Getting to what most people think of when they think “corporate malfeasance,” the list mentions Goldman Sachs (#5) and its “doomed-to-fail” fund.

Investment banking house Goldman Sachs created Abacus 2007-ACI, a fund of mortgages it sold to investors. What Goldman didn’t tell Abacus fund investors was that the mortgages they were betting would succeed had been handpicked by a favorite Goldman investor to actually lose.

That investor was John Paulson, who eventually made $1 billion from the fund.

IBM (#1) and its tech support garnered the unattractive top spot on the list. The tech giant sold some of its earliest model computers to Nazi Germany, with its founder, Thomas Watson, receiving the highest honor the country could bestow upon non-Germans, the Grand Cross of the German Eagle.

IBM admits that the company’s computers were used to carry out the logistics of the Holocaust, but denies awareness of this use at the time.
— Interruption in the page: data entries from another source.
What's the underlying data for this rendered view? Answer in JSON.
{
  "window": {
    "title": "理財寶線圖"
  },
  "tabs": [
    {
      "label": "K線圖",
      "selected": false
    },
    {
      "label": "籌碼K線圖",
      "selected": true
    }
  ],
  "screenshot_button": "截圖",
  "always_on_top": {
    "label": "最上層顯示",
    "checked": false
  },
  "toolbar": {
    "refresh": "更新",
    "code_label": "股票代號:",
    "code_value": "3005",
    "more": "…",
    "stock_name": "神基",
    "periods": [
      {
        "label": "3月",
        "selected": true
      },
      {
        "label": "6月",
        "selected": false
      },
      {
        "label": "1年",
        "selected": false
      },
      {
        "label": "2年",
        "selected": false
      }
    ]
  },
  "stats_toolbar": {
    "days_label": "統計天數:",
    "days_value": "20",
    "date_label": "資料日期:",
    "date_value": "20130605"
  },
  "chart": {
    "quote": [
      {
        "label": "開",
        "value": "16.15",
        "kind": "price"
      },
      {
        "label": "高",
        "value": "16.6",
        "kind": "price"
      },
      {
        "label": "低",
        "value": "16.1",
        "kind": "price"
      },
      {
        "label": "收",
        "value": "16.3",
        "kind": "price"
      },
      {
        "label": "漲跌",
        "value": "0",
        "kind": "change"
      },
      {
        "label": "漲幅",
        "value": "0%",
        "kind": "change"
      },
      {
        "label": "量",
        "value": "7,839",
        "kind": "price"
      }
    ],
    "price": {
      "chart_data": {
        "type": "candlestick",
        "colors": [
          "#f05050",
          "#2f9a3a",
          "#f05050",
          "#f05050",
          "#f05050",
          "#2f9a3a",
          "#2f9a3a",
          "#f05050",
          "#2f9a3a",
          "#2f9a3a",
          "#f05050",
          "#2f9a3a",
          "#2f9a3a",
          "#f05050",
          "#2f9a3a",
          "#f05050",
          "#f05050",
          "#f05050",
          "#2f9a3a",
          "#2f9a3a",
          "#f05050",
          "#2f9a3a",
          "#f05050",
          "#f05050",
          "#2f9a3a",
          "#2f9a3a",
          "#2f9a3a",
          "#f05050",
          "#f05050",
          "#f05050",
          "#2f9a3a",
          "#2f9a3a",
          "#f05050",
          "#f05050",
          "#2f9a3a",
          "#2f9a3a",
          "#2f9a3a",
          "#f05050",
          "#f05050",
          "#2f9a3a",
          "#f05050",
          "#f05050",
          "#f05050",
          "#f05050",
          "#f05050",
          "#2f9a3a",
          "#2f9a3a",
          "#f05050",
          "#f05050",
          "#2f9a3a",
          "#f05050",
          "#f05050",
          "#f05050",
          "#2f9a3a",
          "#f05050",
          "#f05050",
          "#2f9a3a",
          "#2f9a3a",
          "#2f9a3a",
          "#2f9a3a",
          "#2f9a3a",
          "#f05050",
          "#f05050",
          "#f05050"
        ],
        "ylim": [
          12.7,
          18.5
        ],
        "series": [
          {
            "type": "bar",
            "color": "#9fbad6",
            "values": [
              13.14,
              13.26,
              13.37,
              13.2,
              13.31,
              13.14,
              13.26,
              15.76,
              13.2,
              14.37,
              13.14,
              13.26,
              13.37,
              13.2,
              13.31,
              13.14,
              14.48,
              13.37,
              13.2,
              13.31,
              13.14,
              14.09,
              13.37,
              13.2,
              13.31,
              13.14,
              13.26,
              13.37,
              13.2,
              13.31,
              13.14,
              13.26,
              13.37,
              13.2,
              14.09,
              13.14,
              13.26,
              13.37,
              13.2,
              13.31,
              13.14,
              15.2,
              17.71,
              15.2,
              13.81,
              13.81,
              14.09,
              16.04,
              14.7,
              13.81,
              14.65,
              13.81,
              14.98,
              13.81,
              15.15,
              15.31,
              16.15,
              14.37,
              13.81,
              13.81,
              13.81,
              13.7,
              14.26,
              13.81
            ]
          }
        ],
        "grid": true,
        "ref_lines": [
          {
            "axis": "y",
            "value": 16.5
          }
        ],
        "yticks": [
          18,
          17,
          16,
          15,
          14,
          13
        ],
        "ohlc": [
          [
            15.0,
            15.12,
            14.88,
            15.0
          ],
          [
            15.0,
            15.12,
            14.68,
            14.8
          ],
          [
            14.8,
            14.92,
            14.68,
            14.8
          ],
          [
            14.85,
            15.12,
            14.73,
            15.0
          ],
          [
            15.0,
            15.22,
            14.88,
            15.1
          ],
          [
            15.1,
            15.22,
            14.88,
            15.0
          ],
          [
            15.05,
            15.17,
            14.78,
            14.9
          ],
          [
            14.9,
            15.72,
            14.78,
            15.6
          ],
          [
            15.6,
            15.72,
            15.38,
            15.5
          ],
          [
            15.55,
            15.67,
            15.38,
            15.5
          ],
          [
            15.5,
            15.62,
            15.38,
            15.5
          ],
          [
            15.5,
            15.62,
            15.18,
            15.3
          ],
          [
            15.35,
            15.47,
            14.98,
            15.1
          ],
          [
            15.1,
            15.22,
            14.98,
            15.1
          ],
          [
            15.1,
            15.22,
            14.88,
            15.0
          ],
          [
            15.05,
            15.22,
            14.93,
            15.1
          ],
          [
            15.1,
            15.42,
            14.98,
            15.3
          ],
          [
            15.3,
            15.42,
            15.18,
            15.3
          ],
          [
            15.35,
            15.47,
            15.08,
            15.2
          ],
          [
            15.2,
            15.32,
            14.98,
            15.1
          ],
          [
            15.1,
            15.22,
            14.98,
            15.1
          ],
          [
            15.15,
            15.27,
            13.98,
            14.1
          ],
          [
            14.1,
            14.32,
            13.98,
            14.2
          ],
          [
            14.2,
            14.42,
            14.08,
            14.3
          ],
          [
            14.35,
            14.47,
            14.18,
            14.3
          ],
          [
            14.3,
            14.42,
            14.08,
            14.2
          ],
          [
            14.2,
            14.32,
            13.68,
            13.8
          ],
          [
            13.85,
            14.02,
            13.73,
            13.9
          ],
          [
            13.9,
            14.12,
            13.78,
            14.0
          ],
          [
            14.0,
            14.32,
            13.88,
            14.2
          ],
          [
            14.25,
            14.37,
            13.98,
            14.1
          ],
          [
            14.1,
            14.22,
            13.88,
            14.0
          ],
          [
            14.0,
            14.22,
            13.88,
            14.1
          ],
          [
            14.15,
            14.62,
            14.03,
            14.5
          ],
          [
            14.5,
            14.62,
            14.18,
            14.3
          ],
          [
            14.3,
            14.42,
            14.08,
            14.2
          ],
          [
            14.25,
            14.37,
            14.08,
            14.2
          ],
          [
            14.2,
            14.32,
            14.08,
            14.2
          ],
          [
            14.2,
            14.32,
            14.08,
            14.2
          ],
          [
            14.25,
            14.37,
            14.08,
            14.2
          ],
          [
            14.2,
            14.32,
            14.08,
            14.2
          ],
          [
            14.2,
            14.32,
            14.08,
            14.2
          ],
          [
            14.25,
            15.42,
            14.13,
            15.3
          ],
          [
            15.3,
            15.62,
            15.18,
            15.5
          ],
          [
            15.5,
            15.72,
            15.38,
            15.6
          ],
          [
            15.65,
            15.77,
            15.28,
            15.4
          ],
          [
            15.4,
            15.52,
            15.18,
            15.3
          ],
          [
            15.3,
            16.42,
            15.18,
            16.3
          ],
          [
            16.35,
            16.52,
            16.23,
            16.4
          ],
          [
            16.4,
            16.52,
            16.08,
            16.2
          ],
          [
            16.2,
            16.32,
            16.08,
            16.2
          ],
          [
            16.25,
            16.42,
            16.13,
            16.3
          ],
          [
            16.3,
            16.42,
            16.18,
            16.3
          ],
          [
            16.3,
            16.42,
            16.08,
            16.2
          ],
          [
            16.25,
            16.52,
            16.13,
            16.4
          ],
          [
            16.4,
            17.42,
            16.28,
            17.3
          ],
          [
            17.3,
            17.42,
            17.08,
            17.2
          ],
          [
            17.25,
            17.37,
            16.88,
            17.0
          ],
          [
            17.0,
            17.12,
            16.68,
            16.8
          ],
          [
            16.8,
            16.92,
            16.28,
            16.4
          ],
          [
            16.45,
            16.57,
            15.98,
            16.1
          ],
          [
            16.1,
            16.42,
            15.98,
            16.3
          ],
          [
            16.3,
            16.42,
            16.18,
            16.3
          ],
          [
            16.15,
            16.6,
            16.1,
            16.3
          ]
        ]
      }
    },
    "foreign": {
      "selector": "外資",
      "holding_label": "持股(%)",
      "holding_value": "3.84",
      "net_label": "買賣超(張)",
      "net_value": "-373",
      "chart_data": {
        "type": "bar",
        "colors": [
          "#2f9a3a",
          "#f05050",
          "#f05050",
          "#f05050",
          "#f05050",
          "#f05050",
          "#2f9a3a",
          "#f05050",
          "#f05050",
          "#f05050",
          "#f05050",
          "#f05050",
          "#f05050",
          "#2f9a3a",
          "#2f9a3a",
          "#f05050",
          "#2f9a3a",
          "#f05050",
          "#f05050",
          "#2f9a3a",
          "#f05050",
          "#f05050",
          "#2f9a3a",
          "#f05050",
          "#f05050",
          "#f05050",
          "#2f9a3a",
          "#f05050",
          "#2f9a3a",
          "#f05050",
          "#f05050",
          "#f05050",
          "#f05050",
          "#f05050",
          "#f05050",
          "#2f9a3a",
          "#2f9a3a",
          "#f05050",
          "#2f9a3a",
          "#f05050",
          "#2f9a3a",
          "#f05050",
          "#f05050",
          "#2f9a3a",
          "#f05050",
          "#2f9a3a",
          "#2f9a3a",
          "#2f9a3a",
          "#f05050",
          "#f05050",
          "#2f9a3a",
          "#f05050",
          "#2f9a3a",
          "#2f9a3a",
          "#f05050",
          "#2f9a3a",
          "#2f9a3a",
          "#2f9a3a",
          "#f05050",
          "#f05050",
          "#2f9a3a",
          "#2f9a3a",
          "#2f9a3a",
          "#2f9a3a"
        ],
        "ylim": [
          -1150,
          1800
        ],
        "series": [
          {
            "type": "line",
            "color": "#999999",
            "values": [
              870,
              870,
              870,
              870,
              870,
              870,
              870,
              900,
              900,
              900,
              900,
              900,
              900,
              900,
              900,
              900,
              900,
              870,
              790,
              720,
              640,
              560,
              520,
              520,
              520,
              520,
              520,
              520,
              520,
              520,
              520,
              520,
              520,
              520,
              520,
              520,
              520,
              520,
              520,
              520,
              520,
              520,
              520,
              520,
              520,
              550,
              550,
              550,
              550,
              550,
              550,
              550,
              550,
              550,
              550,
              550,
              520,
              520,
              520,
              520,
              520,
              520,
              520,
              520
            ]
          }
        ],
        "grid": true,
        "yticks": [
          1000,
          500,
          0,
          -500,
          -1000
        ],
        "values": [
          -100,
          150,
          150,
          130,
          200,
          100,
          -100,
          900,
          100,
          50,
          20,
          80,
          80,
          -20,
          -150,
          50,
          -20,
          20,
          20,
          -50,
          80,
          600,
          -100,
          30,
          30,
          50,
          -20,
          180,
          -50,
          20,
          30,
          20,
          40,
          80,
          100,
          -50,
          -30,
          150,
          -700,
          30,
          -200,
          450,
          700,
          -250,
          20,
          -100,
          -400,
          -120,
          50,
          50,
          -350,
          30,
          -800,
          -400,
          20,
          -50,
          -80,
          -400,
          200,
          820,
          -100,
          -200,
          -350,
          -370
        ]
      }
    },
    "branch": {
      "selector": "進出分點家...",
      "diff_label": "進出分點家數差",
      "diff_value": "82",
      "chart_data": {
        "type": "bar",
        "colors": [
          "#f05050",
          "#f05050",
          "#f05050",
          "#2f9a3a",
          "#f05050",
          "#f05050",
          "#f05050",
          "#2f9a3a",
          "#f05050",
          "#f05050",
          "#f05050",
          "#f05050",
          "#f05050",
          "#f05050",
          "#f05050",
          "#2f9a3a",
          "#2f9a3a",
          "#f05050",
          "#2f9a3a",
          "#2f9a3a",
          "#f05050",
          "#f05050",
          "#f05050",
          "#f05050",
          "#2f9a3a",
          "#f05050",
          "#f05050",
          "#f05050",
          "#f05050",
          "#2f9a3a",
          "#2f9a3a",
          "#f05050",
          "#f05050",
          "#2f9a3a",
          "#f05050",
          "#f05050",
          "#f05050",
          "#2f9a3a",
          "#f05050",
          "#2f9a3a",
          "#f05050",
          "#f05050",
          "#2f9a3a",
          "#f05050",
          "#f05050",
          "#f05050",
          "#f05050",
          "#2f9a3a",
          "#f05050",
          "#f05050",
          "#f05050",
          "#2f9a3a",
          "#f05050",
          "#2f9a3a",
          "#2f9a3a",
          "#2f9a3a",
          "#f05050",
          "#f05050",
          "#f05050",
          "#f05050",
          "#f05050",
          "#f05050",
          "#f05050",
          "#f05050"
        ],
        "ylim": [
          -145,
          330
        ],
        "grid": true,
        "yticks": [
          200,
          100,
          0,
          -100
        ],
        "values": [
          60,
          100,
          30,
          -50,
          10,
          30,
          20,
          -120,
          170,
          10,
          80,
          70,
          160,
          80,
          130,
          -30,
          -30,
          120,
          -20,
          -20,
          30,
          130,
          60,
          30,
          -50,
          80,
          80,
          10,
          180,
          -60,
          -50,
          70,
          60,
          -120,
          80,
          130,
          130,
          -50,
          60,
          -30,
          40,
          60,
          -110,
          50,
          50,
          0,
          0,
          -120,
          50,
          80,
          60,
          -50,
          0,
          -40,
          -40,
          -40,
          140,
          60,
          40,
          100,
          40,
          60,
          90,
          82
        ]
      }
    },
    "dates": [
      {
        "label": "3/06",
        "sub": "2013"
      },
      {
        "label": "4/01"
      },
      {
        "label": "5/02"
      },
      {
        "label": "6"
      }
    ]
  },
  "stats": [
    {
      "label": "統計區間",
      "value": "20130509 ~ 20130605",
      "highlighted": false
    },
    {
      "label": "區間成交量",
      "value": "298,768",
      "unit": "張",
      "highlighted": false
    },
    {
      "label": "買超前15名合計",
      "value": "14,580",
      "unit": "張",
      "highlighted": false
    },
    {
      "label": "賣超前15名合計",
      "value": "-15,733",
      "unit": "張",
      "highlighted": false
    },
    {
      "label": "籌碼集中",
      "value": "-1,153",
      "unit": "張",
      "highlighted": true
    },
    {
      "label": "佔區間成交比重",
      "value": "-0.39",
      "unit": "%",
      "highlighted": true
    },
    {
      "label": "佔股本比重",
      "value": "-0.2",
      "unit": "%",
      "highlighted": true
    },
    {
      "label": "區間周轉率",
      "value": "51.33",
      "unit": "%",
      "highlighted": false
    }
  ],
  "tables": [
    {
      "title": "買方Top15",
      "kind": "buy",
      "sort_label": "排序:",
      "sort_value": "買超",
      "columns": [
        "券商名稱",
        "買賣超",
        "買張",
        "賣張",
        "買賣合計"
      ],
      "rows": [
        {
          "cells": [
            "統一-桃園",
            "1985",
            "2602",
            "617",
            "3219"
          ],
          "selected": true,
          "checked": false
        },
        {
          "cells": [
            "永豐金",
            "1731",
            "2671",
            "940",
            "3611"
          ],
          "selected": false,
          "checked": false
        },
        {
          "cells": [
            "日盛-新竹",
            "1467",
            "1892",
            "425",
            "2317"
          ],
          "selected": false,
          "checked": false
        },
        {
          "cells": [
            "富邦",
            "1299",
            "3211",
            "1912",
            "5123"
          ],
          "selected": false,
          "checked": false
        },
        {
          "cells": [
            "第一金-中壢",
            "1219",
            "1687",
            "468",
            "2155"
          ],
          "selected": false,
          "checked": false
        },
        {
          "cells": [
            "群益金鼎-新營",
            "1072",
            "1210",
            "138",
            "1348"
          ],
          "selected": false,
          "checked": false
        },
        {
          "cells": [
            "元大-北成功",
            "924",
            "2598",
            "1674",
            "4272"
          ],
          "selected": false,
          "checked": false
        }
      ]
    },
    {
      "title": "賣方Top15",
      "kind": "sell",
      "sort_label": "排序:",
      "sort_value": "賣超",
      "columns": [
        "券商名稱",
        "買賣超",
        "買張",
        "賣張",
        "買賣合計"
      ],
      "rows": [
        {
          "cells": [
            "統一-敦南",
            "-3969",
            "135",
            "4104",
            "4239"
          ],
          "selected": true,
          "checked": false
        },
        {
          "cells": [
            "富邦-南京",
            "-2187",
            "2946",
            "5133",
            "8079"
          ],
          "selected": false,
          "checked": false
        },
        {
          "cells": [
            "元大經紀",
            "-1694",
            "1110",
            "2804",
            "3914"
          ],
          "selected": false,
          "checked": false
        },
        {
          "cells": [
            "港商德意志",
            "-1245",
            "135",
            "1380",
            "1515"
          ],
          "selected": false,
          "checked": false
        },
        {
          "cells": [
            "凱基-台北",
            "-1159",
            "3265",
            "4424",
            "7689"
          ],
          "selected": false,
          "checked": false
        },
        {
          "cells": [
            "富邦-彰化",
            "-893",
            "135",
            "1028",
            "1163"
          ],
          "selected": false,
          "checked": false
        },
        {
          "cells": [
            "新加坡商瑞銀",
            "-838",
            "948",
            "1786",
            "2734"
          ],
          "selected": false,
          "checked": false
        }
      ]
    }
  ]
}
Thankfully, there are organizations in place that act as watchdogs for major corporations. CorpWatch is a nonprofit that works to expose corporate malfeasance and “advocate for multinational corporate accountability and transparency.” And probably more well-known is Corporate Accountability International, an organization that has fought against abusive corporations for more than 30 years. They have an impressive track record; from the infant formula campaign of the late 70s and early 80s to the nuclear weaponmaker’s campaign that spanned a decade, they work to bring to light wrongdoings of big businesses. Something Lehman and Enron could have used.

We are a capitalist society, which is only wrong when greed comes before humanity.